- O deputado Glauber Braga (PSOL-RJ) ocupou a Mesa Diretora da Câmara nesta terça-feira, 9, e não saiu do cargo.
- Policiais legislativos começaram a esvaziar o plenário e o sinal da TV Câmara foi interrompido, com a sessão suspensa por uma hora.
- A ocupação é um protesto contra a inclusão na pauta de parecer que recomenda a cassação de Braga por decoro parlamentar, após o episódio em que expulsou, aos empurrões, um militante do Movimento Brasil Livre no ano passado.
- Braga está acompanhado pela deputada Sâmia Bonfim (PSOL-SP); ele afirmou que permanecerá na cadeira até o limite de suas forças.

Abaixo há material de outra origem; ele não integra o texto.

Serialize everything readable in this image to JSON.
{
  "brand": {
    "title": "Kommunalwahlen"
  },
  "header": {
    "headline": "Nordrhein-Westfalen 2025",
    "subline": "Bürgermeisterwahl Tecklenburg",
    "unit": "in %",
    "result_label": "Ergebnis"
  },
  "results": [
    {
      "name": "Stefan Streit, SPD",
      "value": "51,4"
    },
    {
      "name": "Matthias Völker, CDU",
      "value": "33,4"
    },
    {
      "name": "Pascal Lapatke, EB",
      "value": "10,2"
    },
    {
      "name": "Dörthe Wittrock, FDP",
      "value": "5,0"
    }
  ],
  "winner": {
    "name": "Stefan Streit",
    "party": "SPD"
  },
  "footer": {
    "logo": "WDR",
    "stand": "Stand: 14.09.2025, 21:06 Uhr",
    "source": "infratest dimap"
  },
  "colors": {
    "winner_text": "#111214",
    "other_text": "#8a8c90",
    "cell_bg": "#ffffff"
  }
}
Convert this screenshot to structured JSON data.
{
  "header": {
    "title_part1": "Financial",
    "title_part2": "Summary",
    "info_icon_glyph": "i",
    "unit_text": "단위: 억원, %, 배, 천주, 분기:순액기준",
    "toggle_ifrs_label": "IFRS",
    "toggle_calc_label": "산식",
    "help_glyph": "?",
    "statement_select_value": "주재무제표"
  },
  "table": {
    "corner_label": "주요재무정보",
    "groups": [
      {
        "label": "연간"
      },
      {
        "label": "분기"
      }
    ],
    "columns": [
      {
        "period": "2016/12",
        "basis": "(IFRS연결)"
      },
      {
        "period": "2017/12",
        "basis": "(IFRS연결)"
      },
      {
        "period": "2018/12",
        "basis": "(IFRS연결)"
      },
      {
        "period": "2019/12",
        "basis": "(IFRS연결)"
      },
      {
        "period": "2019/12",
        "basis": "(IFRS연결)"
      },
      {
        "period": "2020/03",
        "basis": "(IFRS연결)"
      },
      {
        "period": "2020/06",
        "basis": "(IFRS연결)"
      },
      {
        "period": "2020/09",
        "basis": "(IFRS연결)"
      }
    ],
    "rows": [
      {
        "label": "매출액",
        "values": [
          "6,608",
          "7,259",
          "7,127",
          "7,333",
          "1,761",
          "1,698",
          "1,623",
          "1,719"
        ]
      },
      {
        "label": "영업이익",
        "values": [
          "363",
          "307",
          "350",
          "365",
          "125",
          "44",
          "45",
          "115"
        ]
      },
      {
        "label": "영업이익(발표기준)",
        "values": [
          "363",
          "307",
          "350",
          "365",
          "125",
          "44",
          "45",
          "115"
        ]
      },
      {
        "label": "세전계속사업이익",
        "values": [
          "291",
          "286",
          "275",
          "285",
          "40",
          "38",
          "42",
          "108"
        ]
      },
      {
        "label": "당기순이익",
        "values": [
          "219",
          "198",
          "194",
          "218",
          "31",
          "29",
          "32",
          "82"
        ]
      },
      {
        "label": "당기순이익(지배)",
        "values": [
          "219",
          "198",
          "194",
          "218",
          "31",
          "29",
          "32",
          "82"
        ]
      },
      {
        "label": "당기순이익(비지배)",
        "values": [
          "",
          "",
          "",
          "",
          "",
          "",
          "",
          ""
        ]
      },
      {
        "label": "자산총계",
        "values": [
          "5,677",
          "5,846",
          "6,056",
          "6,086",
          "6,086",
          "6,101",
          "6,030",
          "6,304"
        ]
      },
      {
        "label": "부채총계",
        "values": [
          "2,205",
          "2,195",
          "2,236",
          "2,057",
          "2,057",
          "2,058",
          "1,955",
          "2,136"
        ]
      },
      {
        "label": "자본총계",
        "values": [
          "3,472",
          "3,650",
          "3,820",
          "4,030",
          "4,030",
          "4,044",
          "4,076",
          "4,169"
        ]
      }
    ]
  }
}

- Também há expectativa de votação de projeto que reduz penas de golpistas de 8 de janeiro, tema relacionado ao debate em curso na Câmara.
Nesta terça-feira 9, Glauber Braga ocupou a Mesa Diretora da Câmara dos Deputados, não saindo da cadeira do presidente. A ação ocorreu em Brasília, como protesto contra a inclusão na pauta de parecer que pode cassar o parlamentar.
Policiais legislativos esvaziaram o plenário, o sinal da TV Câmara foi interrompido e a sessão foi suspensa por 1 hora. Braga está acompanhado da deputada Sâmia Bonfim, sua esposa, que também integra o PSOL.
A oposição sustenta que Braga enfrenta possível cassação por decoro após expulsar, aos empurrões, um militante do Movimento Brasil Livre no ano passado. O episódio gerou reação entre parlamentares e envolve a presidência da Casa.
Desdobramentos na Câmara
O episódio ocorre no contexto da decisão do presidente da Câmara, Hugo Motta, de incluir na pauta desta semana o parecer pela cassação. A expectativa é que a Casa vote o projeto de lei que reduz penas impostas aos golpistas de 8 de Janeiro.
Segundo Braga, a resistência é um repúdio à forma como a Câmara tem tratado questões envolvendo militantes de movimentos de apoio a manifestações. Acompanhado por Bonfim, o deputado disse que permanecerá até o limite de suas forças.